Mohd - Keep the 887 and just delete the VPN from it. Just make sure you have the VPN ports permitted on your ACL facing your outside interface on your ASA.

As for your configuration, I would flip the ACL around:

SiteA:

access-list VPN_cryptomap extended permit ip 192.168.0.0 255.255.255.0 192.168.5.0 255.255.255.0

access-list Inside_nat0_outbound extended permit ip 192.168.0.0 255.255.255.0 192.168.5.0 255.255.255.0

SiteB:

access-list VPN_cryptomap extended permit ip 192.168.5.0 255.255.255.0 192.168.0.0 255.255.255.0

access-list Inside_nat0_outbound extended permit ip 192.168.5.0 255.255.255.0 192.168.0.0 255.255.255.0

The rest of your config looks good.

Hope this helps.

IcebergTitanic · ‎09-28-2011

Yep, that should do it. I can't remember if you need to adjust your outside interface ACL or not.
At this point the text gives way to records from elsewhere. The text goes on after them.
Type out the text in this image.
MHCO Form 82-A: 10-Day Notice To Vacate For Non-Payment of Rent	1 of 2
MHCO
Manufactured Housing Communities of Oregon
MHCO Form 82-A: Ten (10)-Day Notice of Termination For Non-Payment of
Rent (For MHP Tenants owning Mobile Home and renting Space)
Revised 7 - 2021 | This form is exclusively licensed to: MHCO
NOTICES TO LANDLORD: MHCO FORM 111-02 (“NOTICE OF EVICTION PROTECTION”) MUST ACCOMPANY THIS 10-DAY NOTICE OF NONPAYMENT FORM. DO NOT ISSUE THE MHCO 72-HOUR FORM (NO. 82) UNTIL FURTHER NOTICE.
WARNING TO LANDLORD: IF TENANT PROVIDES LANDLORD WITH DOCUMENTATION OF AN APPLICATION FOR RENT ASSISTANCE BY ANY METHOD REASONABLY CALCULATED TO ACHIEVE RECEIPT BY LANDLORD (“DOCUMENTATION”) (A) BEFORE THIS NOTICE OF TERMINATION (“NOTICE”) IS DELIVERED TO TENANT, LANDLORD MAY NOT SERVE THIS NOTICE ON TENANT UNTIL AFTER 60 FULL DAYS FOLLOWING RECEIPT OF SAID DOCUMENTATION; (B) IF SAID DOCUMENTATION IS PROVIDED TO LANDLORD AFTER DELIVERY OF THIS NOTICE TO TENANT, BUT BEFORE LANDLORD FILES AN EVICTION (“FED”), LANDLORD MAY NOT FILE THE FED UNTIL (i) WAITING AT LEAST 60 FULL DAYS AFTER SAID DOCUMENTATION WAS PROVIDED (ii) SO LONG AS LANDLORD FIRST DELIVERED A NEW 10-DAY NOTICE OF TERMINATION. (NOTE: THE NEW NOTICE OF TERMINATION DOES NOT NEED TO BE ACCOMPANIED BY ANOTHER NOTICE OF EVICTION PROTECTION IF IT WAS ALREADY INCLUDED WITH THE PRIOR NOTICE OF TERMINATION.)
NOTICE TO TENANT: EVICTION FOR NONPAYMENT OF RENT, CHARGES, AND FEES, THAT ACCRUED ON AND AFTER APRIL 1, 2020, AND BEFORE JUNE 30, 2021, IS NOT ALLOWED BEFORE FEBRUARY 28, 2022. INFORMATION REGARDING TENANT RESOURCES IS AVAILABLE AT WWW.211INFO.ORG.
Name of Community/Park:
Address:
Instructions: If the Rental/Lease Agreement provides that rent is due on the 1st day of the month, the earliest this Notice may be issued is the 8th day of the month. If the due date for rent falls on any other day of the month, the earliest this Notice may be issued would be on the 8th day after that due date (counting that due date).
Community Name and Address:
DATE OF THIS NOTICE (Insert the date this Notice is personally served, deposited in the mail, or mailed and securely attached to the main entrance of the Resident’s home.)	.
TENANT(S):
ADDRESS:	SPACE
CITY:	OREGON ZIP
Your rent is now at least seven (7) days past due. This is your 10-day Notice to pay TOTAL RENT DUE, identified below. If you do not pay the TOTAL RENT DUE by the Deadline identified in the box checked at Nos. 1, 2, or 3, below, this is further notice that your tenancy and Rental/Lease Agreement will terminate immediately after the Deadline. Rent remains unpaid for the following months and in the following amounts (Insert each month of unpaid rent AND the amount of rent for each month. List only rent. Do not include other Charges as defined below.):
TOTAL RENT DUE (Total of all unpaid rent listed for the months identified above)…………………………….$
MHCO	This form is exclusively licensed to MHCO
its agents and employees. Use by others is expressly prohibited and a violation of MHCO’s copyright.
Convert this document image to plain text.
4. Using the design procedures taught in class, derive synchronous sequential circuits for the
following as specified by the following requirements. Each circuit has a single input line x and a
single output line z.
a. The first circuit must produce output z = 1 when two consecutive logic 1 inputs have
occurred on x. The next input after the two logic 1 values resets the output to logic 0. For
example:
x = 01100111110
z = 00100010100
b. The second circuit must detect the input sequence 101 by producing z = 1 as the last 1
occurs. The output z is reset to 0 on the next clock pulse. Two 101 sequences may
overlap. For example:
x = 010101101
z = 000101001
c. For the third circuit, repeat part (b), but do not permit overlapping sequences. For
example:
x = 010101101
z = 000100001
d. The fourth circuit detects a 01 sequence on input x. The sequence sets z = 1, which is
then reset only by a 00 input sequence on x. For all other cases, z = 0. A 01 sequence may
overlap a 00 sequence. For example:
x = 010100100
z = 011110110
You might need to do a blanket allow on that as well:

access-list outside_in line 1 permit ip 192.168.5.0 255.255.255.0 192.168.0.0 255.255.255.0

Personally, I would also move the IP's into object-groups just for clarity:

object-group network SiteA_local

network-object 192.168.0.0 255.255.255.0

object-group network VPN_Peers

network-object 192.168.5.0 255.255.255.0

Then you can adjust your access-lists to just use the object-groups. That way, if you add more sites, you just add them to the object group, rather than having to adjust all your acls.